What the world of investors ought to realise about the Standard and Poor's downgrade of US bonds last Friday is that it is not in the same league as the Wall Street crash after September 2008. When the markets tumbled off the cliff into a free fall after Lehman Brothers crashed, they did so in response to a systemic breakdown in the financial edifice in the western economies and then, to varying degrees, in the rest of the world. On Friday evening, when one rating agency, in an action that has so far not been emulated by the other two agencies, pegged US treasury bonds a notch lower than their hallowed AAA rating, what the world witnessed was a judgment, on arguable grounds, of an economy that has led the world in its post-World War-II prosperity by its financial and economic prowess. The rating agency is entitled to its views; so is the rest of the world, and what the latter has said post-Friday is that it has faith in the US administration, to not just honour its debt commitments despite the political gridlock but also ride out the short-term panic of the markets.
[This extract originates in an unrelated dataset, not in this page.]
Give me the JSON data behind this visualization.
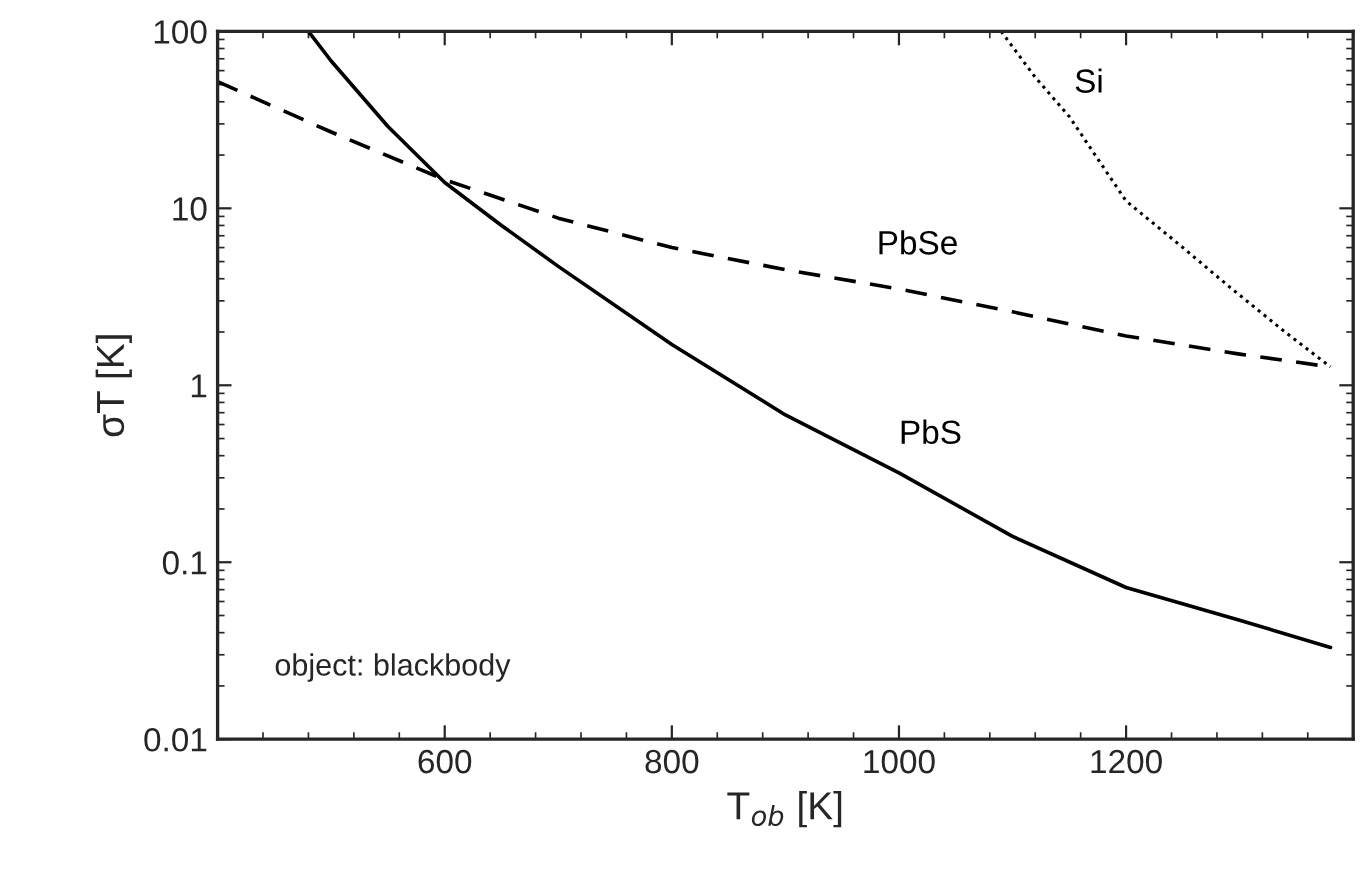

That ringing endorsement came not just from governments around the world but also from the Indian bourses. On Monday the Sensex closed at 16,990.18, down by 315.96 points, or 1.82 per cent, from the previous close; the Nifty closed down by 92.75 points, or 1.78 per cent, to end the day at 5,118.50. In part, the fall was on account of reactions to European markets that opened later in the day and fell, as was to be expected. It is important to keep in mind that European investors may have also been coloured by pessimism over the ongoing debt crisis. In India the strong sentiment of confidence expressed by the Finance Minister, Mr Pranab Mukherjee, in the Indian economy and his understated stance that this was not like the September 2008 scenario helped matters. This is why the threat held out by Standard and Poor's that India and others, such as Japan and Malaysia, could also face downgrades may not weigh much with investors. All indicators reveal that the emerging economies have been faring well despite fiscal deficits in some countries, such as India. As the world has been quick to realise, markets may respond to sentiment in the immediate term but it is the fundamentals that eventually govern investor confidence and, as far as that is concerned, almost every country on S&P's radar screen defies its judgements about financial and economic instability.

Much as Mr Mukherjee may have done to bolster confidence among jittery investors, policymakers cannot ignore the fact that their tasks have been made doubly urgent with the prospect that rating agencies could spoil the party. More decisive and aggressive reforms are the need of the hour.